Михаил Андреевич побледнел. И Василий Егоров, наверное, побледнел — сердце его подскочило к горлу. Но и братья Свинчатниковы не засмеялись. Они все же не на всякое слово ржали.

— И на пожар я, господа, вас не позову. Прошу, — Михаил Андреевич шевельнул дверь.

Братья, пожав плечами, пошли вниз. Михаил Андреевич и Василий Егоров спустились за ними. И Таня Пальма следом. На улице возле дома братья Свинчатниковы были как бы скованы, но, поднявшись на дорогу, ведущую из Устья в Сельцо, чистую, сиренево-розовую, не изрытую тракторами и тяжелогружеными самосвалами, они подтянули штаны, словно от этого и зависела их скованность, и завели крикливую беседу:

— В Вышнем Волочке такие ребята гуляют — соколы-подлеты, они за пять пол-литров что хочешь запалят, хоть храм, хоть милицию.

— Что за пять — за два. Чирк — и дым столбом.

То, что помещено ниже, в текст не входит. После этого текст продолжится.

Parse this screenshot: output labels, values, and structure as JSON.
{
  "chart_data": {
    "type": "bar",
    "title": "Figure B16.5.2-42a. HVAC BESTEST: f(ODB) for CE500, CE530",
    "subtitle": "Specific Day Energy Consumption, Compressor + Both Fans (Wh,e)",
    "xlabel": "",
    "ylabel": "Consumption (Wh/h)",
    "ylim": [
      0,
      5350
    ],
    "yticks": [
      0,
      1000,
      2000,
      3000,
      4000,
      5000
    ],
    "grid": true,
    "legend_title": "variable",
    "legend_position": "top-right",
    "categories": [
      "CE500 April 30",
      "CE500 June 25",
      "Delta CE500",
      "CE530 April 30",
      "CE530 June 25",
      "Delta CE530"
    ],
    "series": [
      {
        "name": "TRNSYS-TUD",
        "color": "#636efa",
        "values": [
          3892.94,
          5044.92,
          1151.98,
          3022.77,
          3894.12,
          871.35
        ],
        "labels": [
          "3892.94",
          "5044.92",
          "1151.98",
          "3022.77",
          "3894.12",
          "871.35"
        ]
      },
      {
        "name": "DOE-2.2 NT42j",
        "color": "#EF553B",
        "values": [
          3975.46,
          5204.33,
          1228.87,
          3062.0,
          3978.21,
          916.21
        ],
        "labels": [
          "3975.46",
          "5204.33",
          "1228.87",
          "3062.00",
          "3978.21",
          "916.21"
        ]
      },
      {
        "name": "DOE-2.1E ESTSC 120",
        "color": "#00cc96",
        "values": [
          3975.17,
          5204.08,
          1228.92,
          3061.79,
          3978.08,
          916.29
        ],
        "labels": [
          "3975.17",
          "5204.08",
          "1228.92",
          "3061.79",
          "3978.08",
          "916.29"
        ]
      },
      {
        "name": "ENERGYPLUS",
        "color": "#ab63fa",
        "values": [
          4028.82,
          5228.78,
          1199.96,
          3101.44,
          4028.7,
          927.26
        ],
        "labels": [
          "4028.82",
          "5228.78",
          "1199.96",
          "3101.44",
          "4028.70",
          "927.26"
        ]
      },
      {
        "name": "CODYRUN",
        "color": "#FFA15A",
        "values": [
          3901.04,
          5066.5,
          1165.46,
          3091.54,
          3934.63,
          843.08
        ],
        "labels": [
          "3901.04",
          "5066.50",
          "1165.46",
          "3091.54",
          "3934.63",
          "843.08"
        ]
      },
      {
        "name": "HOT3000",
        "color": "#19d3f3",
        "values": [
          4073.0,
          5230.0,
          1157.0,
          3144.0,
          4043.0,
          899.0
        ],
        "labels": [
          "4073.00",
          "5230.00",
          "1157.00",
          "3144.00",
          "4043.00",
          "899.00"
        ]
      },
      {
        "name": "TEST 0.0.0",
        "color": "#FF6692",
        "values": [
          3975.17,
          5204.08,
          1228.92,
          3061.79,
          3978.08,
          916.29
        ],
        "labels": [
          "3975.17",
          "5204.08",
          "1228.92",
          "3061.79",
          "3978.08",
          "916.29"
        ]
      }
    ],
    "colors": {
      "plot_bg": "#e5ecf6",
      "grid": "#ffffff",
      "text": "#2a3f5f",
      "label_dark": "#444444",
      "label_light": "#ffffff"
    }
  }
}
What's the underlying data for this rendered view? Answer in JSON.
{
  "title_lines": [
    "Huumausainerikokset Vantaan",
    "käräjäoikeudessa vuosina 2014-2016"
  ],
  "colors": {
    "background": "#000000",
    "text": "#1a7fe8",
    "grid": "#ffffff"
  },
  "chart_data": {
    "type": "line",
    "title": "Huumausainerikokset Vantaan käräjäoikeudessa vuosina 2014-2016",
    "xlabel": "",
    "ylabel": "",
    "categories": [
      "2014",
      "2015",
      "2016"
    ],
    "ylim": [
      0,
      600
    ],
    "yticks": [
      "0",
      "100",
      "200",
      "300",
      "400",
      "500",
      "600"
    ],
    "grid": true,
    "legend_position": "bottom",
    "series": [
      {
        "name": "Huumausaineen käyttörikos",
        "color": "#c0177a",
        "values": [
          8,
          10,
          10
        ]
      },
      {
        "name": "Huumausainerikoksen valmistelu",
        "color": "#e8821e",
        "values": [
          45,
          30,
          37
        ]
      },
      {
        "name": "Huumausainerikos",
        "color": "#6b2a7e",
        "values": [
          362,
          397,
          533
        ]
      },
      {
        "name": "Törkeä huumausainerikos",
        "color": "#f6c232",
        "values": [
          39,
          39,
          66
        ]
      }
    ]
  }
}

— Нет, за два не пойдут, им за два лень. За пять в самый раз. Три пол-литра перед делом и два пол-литра после. Ну и пиво, конечно, чтобы уж совсем хорошо.

— На сколько человек?

— Тут и один управится. Но! Одному скучно. Двое…

Василий Егоров глянул на своего друга-товарища. Если слова братьев Свинчатниковых можно было расценивать как злую, но все-таки трепотню, то в их интонации была такая безнадежная реальность, что у Василия засосало под ложечкой. Таня Пальма кусала пальцы.